Amazon ECS Application  

  • Microservices – Amazon ECS helps you run microservices applications with native integration to AWS services and enables continuous integration and continuous deployment (CICD) pipelines.
  • Batch processing – Amazon ECS lets you run batch workloads with managed or custom schedulers on Amazon EC2 On-Demand Instances, Reserved Instances, or Spot Instances.
  • Application migration to the cloud – Legacy enterprise applications can be containerized and easily migrated to Amazon ECS without requiring code changes.
  • Machine learning – Amazon ECS makes it easy to containerize ML models for both training and inference.

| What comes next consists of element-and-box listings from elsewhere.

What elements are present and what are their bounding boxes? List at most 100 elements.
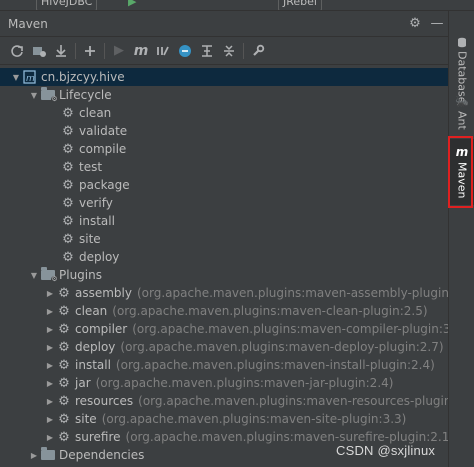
lifecycle-label: Lifecycle	[59, 88, 112, 102]
tree-plugins-node[interactable]: ▼ ⚙ Plugins	[0, 266, 448, 284]
expand-arrow-icon[interactable]: ▼	[28, 91, 40, 100]
maven-toolbar: ▶ m	[0, 37, 448, 65]
plugin-item[interactable]: ▶ ⚙ resources (org.apache.maven.plugins:mav…	[0, 392, 448, 410]
expand-arrow-icon[interactable]: ▶	[44, 307, 56, 316]
plugin-coordinates: (org.apache.maven.plugins:maven-compiler…	[132, 322, 448, 336]
plugin-gear-icon: ⚙	[58, 339, 70, 355]
expand-arrow-icon[interactable]: ▶	[44, 379, 56, 388]
plugin-item[interactable]: ▶ ⚙ compiler (org.apache.maven.plugins:mave…	[0, 320, 448, 338]
plugin-item[interactable]: ▶ ⚙ assembly (org.apache.maven.plugins:mave…	[0, 284, 448, 302]
lifecycle-item[interactable]: ⚙ install	[0, 212, 448, 230]
plugin-gear-icon: ⚙	[58, 393, 70, 409]
lifecycle-item-label: validate	[79, 124, 128, 138]
gear-icon: ⚙	[62, 213, 74, 229]
lifecycle-item-label: test	[79, 160, 103, 174]
plugin-name: surefire	[75, 430, 121, 444]
gear-icon: ⚙	[62, 159, 74, 175]
expand-arrow-icon[interactable]: ▶	[44, 325, 56, 334]
expand-arrow-icon[interactable]: ▶	[44, 433, 56, 442]
plugin-coordinates: (org.apache.maven.plugins:maven-jar-plug…	[95, 376, 394, 390]
plugin-gear-icon: ⚙	[58, 411, 70, 427]
ant-tab[interactable]: 🐜 Ant	[449, 95, 474, 130]
lifecycle-item[interactable]: ⚙ deploy	[0, 248, 448, 266]
lifecycle-item-label: clean	[79, 106, 112, 120]
plugin-item[interactable]: ▶ ⚙ clean (org.apache.maven.plugins:maven-c…	[0, 302, 448, 320]
plugin-item[interactable]: ▶ ⚙ jar (org.apache.maven.plugins:maven-jar…	[0, 374, 448, 392]
run-icon[interactable]: ▶	[128, 0, 136, 8]
toolbar-separator	[104, 42, 105, 59]
plugin-coordinates: (org.apache.maven.plugins:maven-site-plu…	[101, 412, 407, 426]
run-config-tab[interactable]: HiveJDBC	[36, 0, 98, 10]
plugin-name: compiler	[75, 322, 128, 336]
gear-icon: ⚙	[62, 141, 74, 157]
ant-icon: 🐜	[455, 95, 469, 108]
add-icon[interactable]	[79, 40, 101, 62]
tree-lifecycle-node[interactable]: ▼ ⚙ Lifecycle	[0, 86, 448, 104]
jrebel-tab[interactable]: JRebel	[278, 0, 322, 10]
lifecycle-item[interactable]: ⚙ validate	[0, 122, 448, 140]
plugin-item[interactable]: ▶ ⚙ install (org.apache.maven.plugins:maven…	[0, 356, 448, 374]
plugin-gear-icon: ⚙	[58, 357, 70, 373]
plugin-item[interactable]: ▶ ⚙ deploy (org.apache.maven.plugins:maven-…	[0, 338, 448, 356]
plugin-coordinates: (org.apache.maven.plugins:maven-surefire…	[125, 430, 448, 444]
plugin-coordinates: (org.apache.maven.plugins:maven-deploy-p…	[120, 340, 444, 354]
tool-window-title: Maven	[8, 16, 48, 31]
collapse-all-icon[interactable]	[218, 40, 240, 62]
run-icon[interactable]: ▶	[108, 40, 130, 62]
toolbar-separator	[243, 42, 244, 59]
minimize-icon[interactable]: —	[426, 16, 448, 31]
lifecycle-item[interactable]: ⚙ site	[0, 230, 448, 248]
expand-arrow-icon[interactable]: ▼	[28, 271, 40, 280]
plugin-name: assembly	[75, 286, 132, 300]
gear-icon: ⚙	[62, 177, 74, 193]
tree-project-node[interactable]: ▼ m cn.bjzcyy.hive	[0, 68, 448, 86]
plugin-name: jar	[75, 376, 91, 390]
gear-icon[interactable]: ⚙	[404, 16, 426, 31]
execute-goal-icon[interactable]: m	[130, 40, 152, 62]
expand-arrow-icon[interactable]: ▶	[44, 343, 56, 352]
download-icon[interactable]	[50, 40, 72, 62]
plugin-name: site	[75, 412, 97, 426]
plugin-name: clean	[75, 304, 108, 318]
refresh-icon[interactable]	[6, 40, 28, 62]
settings-wrench-icon[interactable]	[247, 40, 269, 62]
plugin-item[interactable]: ▶ ⚙ site (org.apache.maven.plugins:maven-si…	[0, 410, 448, 428]
gear-icon: ⚙	[62, 249, 74, 265]
plugin-name: resources	[75, 394, 134, 408]
lifecycle-item[interactable]: ⚙ test	[0, 158, 448, 176]
generate-sources-icon[interactable]	[28, 40, 50, 62]
gear-icon: ⚙	[62, 195, 74, 211]
lifecycle-item-label: compile	[79, 142, 127, 156]
toggle-offline-icon[interactable]	[152, 40, 174, 62]
skip-tests-icon[interactable]	[174, 40, 196, 62]
collapse-arrow-icon[interactable]: ▶	[28, 451, 40, 460]
plugin-coordinates: (org.apache.maven.plugins:maven-assembly…	[136, 286, 448, 300]
lifecycle-item[interactable]: ⚙ compile	[0, 140, 448, 158]
lifecycle-item[interactable]: ⚙ clean	[0, 104, 448, 122]
lifecycle-item[interactable]: ⚙ package	[0, 176, 448, 194]
show-dependencies-icon[interactable]	[196, 40, 218, 62]
gear-icon: ⚙	[62, 123, 74, 139]
main-toolbar-strip: HiveJDBC ▶ JRebel	[0, 0, 474, 11]
plugin-coordinates: (org.apache.maven.plugins:maven-install-…	[115, 358, 435, 372]
database-tab[interactable]: Database	[449, 37, 474, 104]
plugin-name: install	[75, 358, 111, 372]
dependencies-label: Dependencies	[59, 448, 145, 462]
lifecycle-item-label: install	[79, 214, 115, 228]
database-icon	[458, 37, 466, 48]
expand-arrow-icon[interactable]: ▶	[44, 397, 56, 406]
expand-arrow-icon[interactable]: ▶	[44, 415, 56, 424]
plugin-gear-icon: ⚙	[58, 285, 70, 301]
plugin-coordinates: (org.apache.maven.plugins:maven-resource…	[138, 394, 448, 408]
lifecycle-item-label: site	[79, 232, 101, 246]
expand-arrow-icon[interactable]: ▶	[44, 361, 56, 370]
folder-gear-icon: ⚙	[40, 267, 58, 283]
lifecycle-item[interactable]: ⚙ verify	[0, 194, 448, 212]
plugin-name: deploy	[75, 340, 116, 354]
maven-tool-window: Maven ⚙ — ▶ m ▼ m cn.bjzcyy.hive ▼ ⚙ Lif…	[0, 11, 448, 467]
plugin-gear-icon: ⚙	[58, 321, 70, 337]
expand-arrow-icon[interactable]: ▶	[44, 289, 56, 298]
gear-icon: ⚙	[62, 105, 74, 121]
ant-tab-label: Ant	[455, 111, 469, 130]
expand-arrow-icon[interactable]: ▼	[10, 73, 22, 82]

You can create ML models made up of loosely coupled, distributed services that can be placed on any number of platforms, or close to the data that the applications are analyzing.

Amazon ECS Working

Non-AWS Solutions

Infrastructure as Code

  • Terraform
  • Salt Stack.

Configuration Management

  • Chef
  • Puppet

Continuous Integration

  • Jenkins
  • TeamCity

Hosted Version Control Repositories

  • GitHub
  • GitLab

General Principles

  • Provision infrastructure from code
  • Deploy artefacts automatically from version control
  • Configuration managed from code and applied automatically
  • Scale your infrastructure automatically
  • Monitor every aspect of the pipeline and the infrastructure (CloudWatch)
  • Logging for every action (CloudWatch Logs and CloudTrail)
  • Instance profiles for embedding IAM roles to instances automatically
  • Use variables, don’t hard code values
  • Tagging can be used with automation to provide more insights about what has been provisioned

Updating Your Stack

There are many ways to update your stack.

  • You can update your AMIs and then deploy a new environment from them.
  • You can use CI tools to deploy the code to existing environments.
  • You can use the “blue/green” method to have one “Production code” environment (blue) and one environment for the next version (green). When it is time to upgrade the traffic is simply switched from the blue stack to the green stack.